Real Maryland Crab Cakes
Maryland crab cakes have been a favorite for residents of the state since colonial times. During the early 19th century, crab cake recipes started to grow in popularity with seafood lovers everywhere. Many of these crab cake recipes used bread crumbs and a few spices. However, it wasn’t until the early 20th century that the name “crab cake” was born.
Marylanders have been eating crab cakes for as long as they can remember, as most families have their own memories of eating crab cakes every week. Many people also hold their crab cake recipes close to their heart, and have kept the same recipe in the family for years- including Charm City’s secret family recipe!
A real Maryland crab cake is always broiled! The majority of Marylanders love it that way. Broiled crab cakes are classic, and are what most people expect when they order a crab cake in Maryland. Broiling allows the flavor and texture of the lump blue crab meat to shine through.

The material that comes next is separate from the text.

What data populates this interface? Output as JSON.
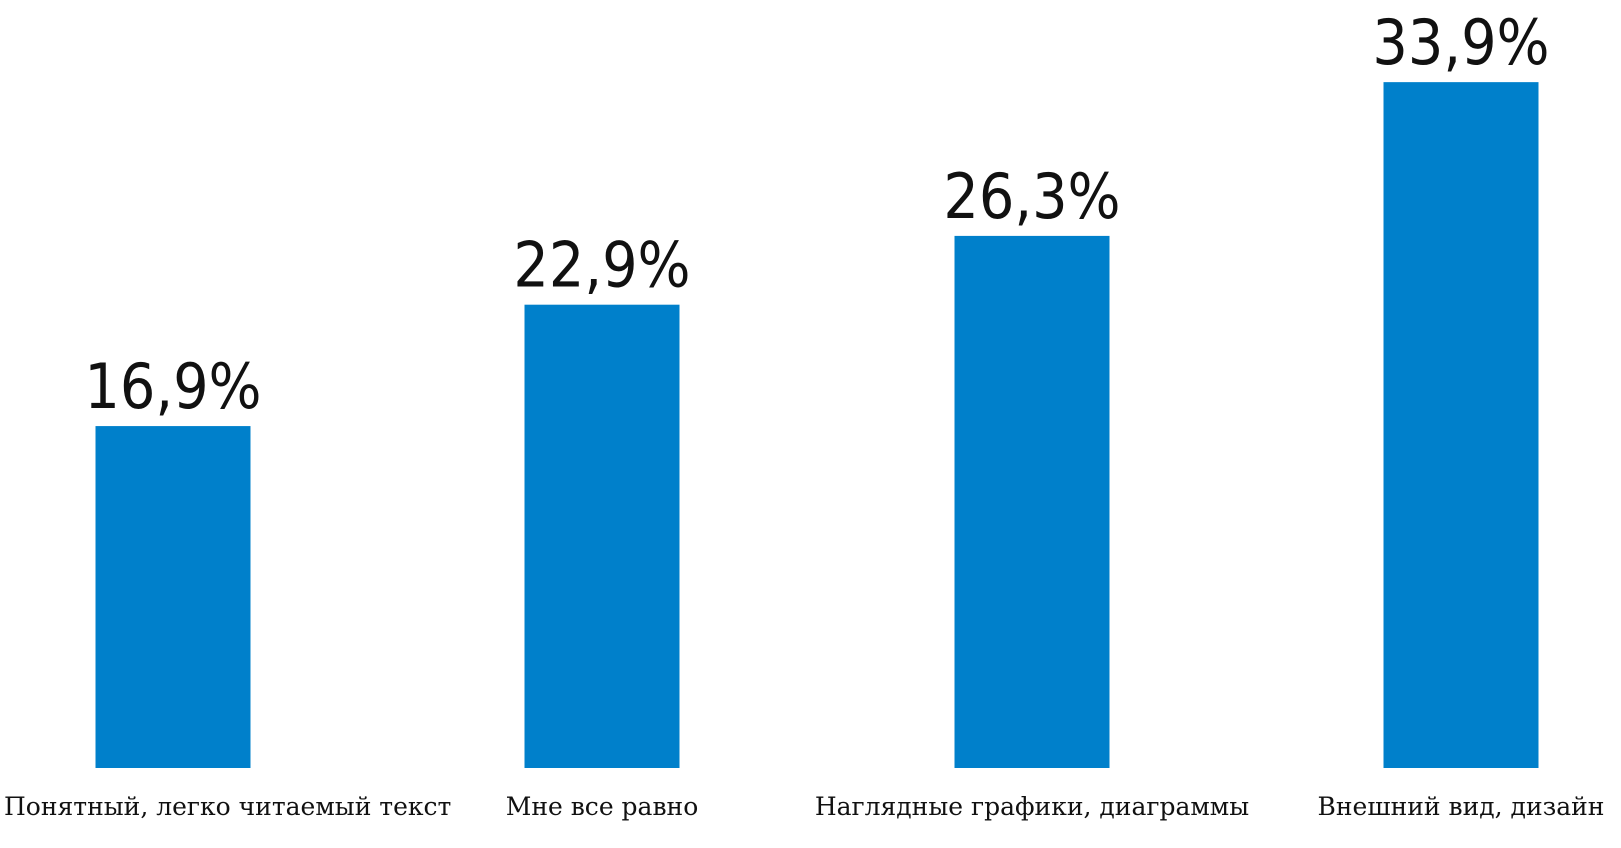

When broiling a crab cake, it’s crucial not to flip it, as crab cakes are delicate and flipping them over may cause them to break apart. The broiler also gives crab cakes that perfect golden color we all look for, with a crisp and caramelized top.
As you can probably tell, we have a very serious relationship with Maryland crab cakes. Nowhere else even comes close. A great Maryland crab cake doesn’t call for a lot of ingredients. It has a ridiculous amount of sweet blue crab, a heap of Old Bay, very little filler, and a whole lotta love. So, now that you know the history and what a real Maryland crab cake is, come on down to Charm City Eats and get you one!

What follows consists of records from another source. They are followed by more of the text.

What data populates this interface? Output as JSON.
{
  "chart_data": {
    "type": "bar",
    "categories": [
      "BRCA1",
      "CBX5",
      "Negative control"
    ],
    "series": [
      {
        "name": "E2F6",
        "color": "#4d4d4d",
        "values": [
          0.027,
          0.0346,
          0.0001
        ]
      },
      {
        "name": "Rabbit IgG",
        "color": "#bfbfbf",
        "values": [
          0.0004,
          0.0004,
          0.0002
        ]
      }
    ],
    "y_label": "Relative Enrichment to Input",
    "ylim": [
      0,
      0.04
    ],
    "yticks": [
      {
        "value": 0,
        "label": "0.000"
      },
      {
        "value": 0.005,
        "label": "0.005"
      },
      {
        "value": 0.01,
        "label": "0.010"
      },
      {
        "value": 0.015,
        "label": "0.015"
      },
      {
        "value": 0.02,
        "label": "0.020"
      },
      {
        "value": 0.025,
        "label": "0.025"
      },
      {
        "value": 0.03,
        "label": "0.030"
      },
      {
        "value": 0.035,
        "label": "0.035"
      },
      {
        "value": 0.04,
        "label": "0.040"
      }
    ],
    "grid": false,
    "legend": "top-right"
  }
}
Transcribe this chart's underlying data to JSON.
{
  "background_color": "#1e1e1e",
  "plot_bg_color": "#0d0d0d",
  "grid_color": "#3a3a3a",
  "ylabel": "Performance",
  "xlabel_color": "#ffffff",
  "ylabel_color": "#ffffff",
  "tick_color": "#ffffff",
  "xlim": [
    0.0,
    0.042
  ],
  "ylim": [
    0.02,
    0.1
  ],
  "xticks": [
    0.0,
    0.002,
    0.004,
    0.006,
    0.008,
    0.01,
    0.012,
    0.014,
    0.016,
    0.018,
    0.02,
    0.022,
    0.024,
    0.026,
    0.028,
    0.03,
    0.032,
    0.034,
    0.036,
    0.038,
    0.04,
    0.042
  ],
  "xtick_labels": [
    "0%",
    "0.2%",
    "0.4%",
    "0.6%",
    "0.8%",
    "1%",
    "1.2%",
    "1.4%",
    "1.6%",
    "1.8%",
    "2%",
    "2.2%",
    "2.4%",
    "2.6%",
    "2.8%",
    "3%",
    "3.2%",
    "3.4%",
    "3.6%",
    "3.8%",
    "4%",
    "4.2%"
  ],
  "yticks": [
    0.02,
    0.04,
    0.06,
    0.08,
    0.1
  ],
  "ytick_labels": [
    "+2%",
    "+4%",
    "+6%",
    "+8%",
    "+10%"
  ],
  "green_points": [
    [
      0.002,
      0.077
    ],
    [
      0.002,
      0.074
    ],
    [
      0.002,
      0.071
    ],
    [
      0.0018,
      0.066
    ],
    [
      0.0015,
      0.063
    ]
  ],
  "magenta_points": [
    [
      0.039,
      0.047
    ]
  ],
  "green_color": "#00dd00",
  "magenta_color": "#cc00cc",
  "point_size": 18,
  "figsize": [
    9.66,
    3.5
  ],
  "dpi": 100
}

Every Maryland family has their own way of preparing traditional Maryland crab cakes. Recipes have not changed much since colonial times, except for 1939. That was the year Gustav Brunn, a German refugee came to Maryland and invented the greatest spice concoction ever….Old Bay. The seafood spice is an icon – you’re almost not a Maryland household without a can in the cupboard, and Maryland food and beverage companies have embraced the spice, putting it in seemingly everything.

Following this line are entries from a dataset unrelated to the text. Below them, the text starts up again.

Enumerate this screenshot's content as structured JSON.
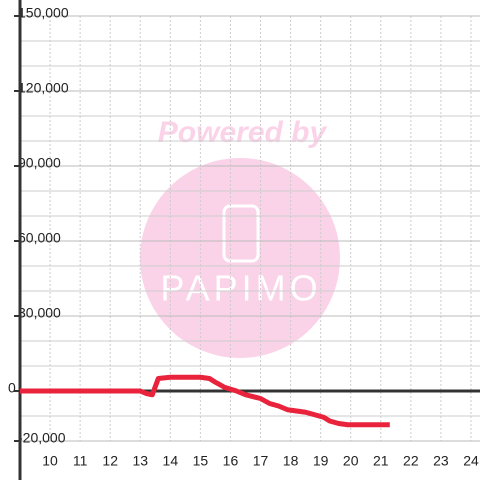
{
  "chart_data": {
    "type": "line",
    "watermark": [
      "Powered by",
      "PAPIMO"
    ],
    "x": [
      9,
      13,
      13.2,
      13.4,
      13.6,
      14,
      15,
      15.3,
      15.5,
      15.8,
      16.2,
      16.5,
      17,
      17.3,
      17.6,
      17.9,
      18.2,
      18.5,
      18.8,
      19.1,
      19.3,
      19.6,
      19.9,
      20.5,
      21.3
    ],
    "series": [
      {
        "color": "#e8233b",
        "values": [
          0,
          0,
          -1000,
          -1500,
          5000,
          5500,
          5500,
          5000,
          3500,
          1500,
          0,
          -1500,
          -3000,
          -5000,
          -6000,
          -7500,
          -8000,
          -8500,
          -9500,
          -10500,
          -12000,
          -13000,
          -13500,
          -13500,
          -13500
        ]
      }
    ],
    "xlim": [
      9,
      24.3
    ],
    "xticks": [
      10,
      11,
      12,
      13,
      14,
      15,
      16,
      17,
      18,
      19,
      20,
      21,
      22,
      23,
      24
    ],
    "ylim": [
      -20000,
      150000
    ],
    "yticks": [
      {
        "value": -20000,
        "label": "-20,000"
      },
      0,
      {
        "value": 30000,
        "label": "30,000"
      },
      {
        "value": 60000,
        "label": "60,000"
      },
      {
        "value": 90000,
        "label": "90,000"
      },
      {
        "value": 120000,
        "label": "120,000"
      },
      {
        "value": 150000,
        "label": "150,000"
      }
    ],
    "y_minor_ticks": [
      -10000,
      10000,
      20000,
      40000,
      50000,
      70000,
      80000,
      100000,
      110000,
      130000,
      140000
    ],
    "grid": true
  }
}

Named after a ship line on the Chesapeake Bay, the spice grew in popularity during the second half of the 20th century. In 1990, McCormick & Company bought the spice, at which time they didn’t have any plans to distribute it outside Maryland. Today, the company still manufactures it north of Baltimore, and does distribute it to a much wider area. The recipe is the same as it was over 75 years ago, and the can is wonderfully retro. Any Maryland restaurant, especially those near the Chesapeake Bay, will have the seasoning, and it’s a must for your crab cakes.